Here is a MWE so that you have an idea of what I mean:

julia> using Meshes

julia> hexa = CartesianGrid(10,10,10)[1]
Hexahedron{3,Float64}
  └─Point(0.0, 0.0, 0.0)
  └─Point(1.0, 0.0, 0.0)
  └─Point(1.0, 1.0, 0.0)
  └─Point(0.0, 1.0, 0.0)
  └─Point(0.0, 0.0, 1.0)
  └─Point(1.0, 0.0, 1.0)
  └─Point(1.0, 1.0, 1.0)
  └─Point(0.0, 1.0, 1.0)

julia> vertices(hexa)
8-element Vector{Point3}:
 Point(0.0, 0.0, 0.0)
 Point(1.0, 0.0, 0.0)
 Point(1.0, 1.0, 0.0)
 Point(0.0, 1.0, 0.0)
 Point(0.0, 0.0, 1.0)
 Point(1.0, 0.0, 1.0)
 Point(1.0, 1.0, 1.0)
 Point(0.0, 1.0, 1.0)

The proposal would consist of adding a new function nodes that defaults to vertices. Whenever users provide a second argument like :Quadratic it does something else.

Sure, that makes sense. And I do probably need to look at Meshes.jl a bit more, as it may be I can reduce some of the overhead for my block mesher by leveraging Meshes.jl.

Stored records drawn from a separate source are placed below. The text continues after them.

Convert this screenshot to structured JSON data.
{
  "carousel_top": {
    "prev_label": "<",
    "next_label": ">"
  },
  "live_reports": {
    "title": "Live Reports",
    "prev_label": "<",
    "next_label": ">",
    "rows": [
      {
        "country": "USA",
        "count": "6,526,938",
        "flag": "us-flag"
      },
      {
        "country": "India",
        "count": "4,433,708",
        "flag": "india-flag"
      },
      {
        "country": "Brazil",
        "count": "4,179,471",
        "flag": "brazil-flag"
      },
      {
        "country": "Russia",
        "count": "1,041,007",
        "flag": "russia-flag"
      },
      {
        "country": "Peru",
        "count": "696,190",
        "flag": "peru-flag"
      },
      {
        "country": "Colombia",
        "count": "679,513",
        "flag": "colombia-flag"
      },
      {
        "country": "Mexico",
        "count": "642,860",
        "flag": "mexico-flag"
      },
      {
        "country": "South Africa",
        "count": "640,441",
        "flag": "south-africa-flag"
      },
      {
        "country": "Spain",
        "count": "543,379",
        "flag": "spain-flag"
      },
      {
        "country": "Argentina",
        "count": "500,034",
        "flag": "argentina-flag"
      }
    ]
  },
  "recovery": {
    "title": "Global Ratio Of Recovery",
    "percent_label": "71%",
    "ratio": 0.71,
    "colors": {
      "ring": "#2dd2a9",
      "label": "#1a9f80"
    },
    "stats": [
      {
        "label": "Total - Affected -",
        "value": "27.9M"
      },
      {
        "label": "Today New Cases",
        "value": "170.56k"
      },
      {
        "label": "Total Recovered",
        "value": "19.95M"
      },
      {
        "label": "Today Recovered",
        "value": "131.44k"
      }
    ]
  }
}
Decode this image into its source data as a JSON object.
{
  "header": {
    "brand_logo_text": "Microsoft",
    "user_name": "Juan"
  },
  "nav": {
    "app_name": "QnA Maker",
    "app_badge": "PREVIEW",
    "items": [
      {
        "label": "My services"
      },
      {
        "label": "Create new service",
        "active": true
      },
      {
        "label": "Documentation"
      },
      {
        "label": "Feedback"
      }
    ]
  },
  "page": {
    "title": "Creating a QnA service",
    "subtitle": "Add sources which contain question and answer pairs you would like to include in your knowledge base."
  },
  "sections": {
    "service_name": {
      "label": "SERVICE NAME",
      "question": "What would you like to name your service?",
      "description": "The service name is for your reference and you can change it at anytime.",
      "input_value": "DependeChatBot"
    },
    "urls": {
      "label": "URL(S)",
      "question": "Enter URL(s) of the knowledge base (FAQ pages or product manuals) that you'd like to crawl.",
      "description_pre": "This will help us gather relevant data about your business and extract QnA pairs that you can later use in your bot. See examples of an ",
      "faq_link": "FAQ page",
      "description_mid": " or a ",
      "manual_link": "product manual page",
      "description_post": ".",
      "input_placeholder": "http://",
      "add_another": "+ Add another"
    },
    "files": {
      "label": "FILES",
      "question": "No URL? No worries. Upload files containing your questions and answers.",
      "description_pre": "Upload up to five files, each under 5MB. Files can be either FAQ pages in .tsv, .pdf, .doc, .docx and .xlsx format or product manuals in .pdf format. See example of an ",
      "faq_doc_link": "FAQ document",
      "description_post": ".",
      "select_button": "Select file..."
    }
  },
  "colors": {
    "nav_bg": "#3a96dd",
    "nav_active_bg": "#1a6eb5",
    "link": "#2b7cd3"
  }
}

The way I’ve been envisioning it (possibly wrongly) is that the quadratic label would be associated with the element type and the node data would simply be a list of coordinates. I need to ponder this a bit more for my application.

But yes, I think you’ve got a good idea. The one important thing is that the higher order nodes need to be tied to the geometry. Some meshes I’ve seen can enhance first-order geometry with higher-order nodes, but the new nodes are simply linearly interpolated between the first-order nodes - thus, the curvature is still only modeled at a first-order resolution. As long as your new nodes are accounting for any geometrical features I think you should be fine.

Yes, I think it is just a historical artifact the fact that geometries are defined with variations like QuadraticHexa, etc. As far as I understand it, these are normal Hexahedron with additional virtual nodes, so no need for extra types. Also, consider contributing some of these ideas to Meshes.jl if you are planning to add geometric functionality instead of developing a separate package. We are adding features all the time over there.